To be Biblical is to be Political (by Jackson Wu)

To be Biblical is to be Political (by Jackson Wu) May 2, 2014

Jackson Wu teaches theology and missiology for Chinese pastors. He blogs at www. jacksonwu.org. Wu has also written Saving God’s Face: A Chinese Contextualization of Salvation through Honor and Shame (2013). Follow him on Twitter by clicking here.

A Review of Christian Political Witness (Part 1)

If you think that the gospel is not political, read Christian Political Witness. This book will fix that misunderstanding.

Today, I will review Christian Political Witness (IVP), which edited by George Kalantzis and Gregory Lee. Why review this book on this blog? I explained my thinking in the last post.

christian political witness

This and the next post give a broad picture and critique. Over the coming weeks, I will examine in more depth a select group of chapters, suggesting some of practical implications for China and ministry.

This book is loaded in significant discussion relevant both for Westerner and non-Westerner alike. Christian Political Witness draws on the insights of scholars across disciplines and backgrounds. Consequently, this anthology offers a wide range of perspectives and is provocative because of its content, not merely its tone.

CPW is a needed corrective in a conversation about a topic that many conservative evangelicals are reticent to talk about. Sometimes, this indifference comes from lack of awareness; others are afraid of the consequences of intermingling “faith and politics.”

 

Being Biblical is Political

In the opening chapter, Stanley Hauerwas claims that the church is inherently political.

He suggests that the question “What is the relationship between faith and politics” demonstrates the degree to which church has ceased to be the church (22). The very fact that we add “and” between faith and politics shows how much we have misunderstood the gospel and the mission of the church.

When the church ceases to grasp the significance of the incarnation, it yields to the whims of the nation-state and devolves into a voluntary society that must constantly defend its existence.

 

What does Scripture say?

 

The presentations by Mark Noll (ch. 2), Scot McKnight (ch. 3), and Timothy Gombis (ch. 4) are substantial discussions about the relationship between the Bible and the church’s political witness. Mark Noll reviews the problematic ways that people used the Bible in the 1860s to argue both for and against slavery. He insightfully shows the faulty logic of both sides, who confused biblical inerrancy with the correctness of their own theology and practice. Bad exegesis leads to bad ethics.

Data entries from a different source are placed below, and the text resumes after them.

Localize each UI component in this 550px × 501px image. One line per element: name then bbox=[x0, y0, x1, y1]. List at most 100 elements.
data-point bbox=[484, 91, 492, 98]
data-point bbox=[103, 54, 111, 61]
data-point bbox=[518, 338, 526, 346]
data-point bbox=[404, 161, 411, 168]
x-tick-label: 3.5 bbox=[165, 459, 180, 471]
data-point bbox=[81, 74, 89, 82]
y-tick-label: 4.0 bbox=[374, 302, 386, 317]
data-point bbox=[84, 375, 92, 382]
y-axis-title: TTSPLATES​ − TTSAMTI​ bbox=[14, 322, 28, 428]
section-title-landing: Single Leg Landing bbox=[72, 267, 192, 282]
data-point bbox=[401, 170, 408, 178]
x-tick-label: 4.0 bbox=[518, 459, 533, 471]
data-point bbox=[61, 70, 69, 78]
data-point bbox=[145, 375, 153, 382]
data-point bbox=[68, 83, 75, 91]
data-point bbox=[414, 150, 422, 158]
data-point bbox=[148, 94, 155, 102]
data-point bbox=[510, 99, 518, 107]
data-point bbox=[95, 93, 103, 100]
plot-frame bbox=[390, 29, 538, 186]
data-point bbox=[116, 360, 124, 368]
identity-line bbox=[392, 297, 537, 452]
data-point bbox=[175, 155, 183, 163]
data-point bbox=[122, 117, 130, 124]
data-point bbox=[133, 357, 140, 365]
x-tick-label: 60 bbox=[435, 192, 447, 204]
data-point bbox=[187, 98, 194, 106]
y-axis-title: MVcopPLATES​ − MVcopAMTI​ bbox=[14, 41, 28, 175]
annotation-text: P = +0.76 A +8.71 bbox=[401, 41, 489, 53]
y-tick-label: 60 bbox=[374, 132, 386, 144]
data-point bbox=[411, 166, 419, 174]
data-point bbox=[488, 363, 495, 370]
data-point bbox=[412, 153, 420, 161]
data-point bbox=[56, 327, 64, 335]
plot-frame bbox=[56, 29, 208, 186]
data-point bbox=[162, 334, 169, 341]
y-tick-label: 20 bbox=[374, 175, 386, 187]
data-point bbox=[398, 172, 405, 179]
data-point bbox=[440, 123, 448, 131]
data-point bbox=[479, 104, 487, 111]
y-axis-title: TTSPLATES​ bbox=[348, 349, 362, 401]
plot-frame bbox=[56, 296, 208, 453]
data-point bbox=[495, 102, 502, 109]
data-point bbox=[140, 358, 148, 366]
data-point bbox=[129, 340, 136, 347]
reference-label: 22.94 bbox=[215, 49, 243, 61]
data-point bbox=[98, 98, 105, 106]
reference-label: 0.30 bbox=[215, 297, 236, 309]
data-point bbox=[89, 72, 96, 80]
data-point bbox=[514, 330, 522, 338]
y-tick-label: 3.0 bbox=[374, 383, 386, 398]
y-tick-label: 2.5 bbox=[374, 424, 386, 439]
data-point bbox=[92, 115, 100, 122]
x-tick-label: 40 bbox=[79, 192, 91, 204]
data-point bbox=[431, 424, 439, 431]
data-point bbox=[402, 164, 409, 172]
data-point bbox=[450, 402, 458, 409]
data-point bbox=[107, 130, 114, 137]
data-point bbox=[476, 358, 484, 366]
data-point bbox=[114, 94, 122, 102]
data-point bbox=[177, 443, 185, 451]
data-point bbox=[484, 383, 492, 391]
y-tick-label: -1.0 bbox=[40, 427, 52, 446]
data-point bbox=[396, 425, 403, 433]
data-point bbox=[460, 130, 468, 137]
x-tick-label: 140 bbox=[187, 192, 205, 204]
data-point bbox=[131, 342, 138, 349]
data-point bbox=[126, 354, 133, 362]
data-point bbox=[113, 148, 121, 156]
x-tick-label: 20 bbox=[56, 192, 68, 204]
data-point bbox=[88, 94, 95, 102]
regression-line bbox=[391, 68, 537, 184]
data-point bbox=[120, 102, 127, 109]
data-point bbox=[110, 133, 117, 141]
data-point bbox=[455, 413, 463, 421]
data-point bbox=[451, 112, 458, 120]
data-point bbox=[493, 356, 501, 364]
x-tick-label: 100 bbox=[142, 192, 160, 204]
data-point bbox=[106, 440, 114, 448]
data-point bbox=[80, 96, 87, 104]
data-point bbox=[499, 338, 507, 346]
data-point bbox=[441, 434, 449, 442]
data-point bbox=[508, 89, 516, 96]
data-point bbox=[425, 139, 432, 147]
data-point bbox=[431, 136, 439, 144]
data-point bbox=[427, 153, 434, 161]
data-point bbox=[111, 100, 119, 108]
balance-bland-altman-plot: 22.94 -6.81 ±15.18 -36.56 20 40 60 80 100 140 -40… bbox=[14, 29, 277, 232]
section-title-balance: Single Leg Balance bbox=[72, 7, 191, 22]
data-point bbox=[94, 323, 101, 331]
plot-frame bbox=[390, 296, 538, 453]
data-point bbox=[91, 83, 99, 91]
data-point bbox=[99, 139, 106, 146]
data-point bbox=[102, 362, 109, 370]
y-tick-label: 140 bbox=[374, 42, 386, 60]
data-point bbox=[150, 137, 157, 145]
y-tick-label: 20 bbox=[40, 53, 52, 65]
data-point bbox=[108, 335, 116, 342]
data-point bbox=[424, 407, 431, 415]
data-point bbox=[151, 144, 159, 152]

McKnight challenges two misunderstandings about the “kingdom” language in the Bible. One the one hand, some reduce “kingdom” ministry to social work, making the world a better place. On the other hand, conservative evangelicals tend to privatize Jesus’ gospel of the kingdom.

kingjesus glass

McKnight defines the “kingdom as the redeemed community under Jesus (59).

Yet, he is not reductionistic. For the time being, the church is the manifestation of God’s reign in the world. He adds, “There is no kingdom outside of the church” (62).

 

 

Gombis considers Paul’s political vision.

He begins by clarifying the meaning of “politics,” which he says “has to do with rulership––who is in charge and what right do they have to order our lives?” (75). He then spends the rest of the chapter showing that “for Paul, Israel’s identity and mission shaped the church’s identity and mission” (75). Not only does he offer a truly gospel-centered view of ethics, he discusses a number of contemporary political implications.

 

Does the Bible Give a Political Witness?

 

The above authors offer a more robust perspective of “politics” than is customarily held by many (if not most) evangelicals. They do an exceptional job defining their terms, such as church and kingdom. Thus, McKnight and Gombis cut through typical liberal/conservative dichotomies. More importantly, they wind up developing a view of the church rooted in the entire canon, not simply a few of Paul’s epistles.

This review cannot do justice to Hauerwas’ remarks, which truly deserve a full reading. His theological logic is compelling, though at first reading, many will think him too complex. His discussion on Barth could have been shortened; nevertheless, his thesis is penetrating and relevant because he effectively reframes traditional categories of “ecclesiology” and “politics.” As a result, he states,

“That the church matters is why I resist using the language of ‘belief’ to indicate what allegedly makes Christians Christian” (22).

Noll’s chapter is a humbling reminder that a right doctrine of the Bible does not guarantee a right view of Christian practice. This is particularly true when it comes to social issues that the Bible does not direct address.

As a result, Noll’s insights should convince us of the importance of teaching exegesis and not simply theology. Otherwise, theologies framed by cultural presuppositions will ruin the church’s ethical witness in the world.

(In missiological language, this is one more reason why I stress, in Saving God’s Face, the fact that contextualization is fundamentally a work of interpretation.)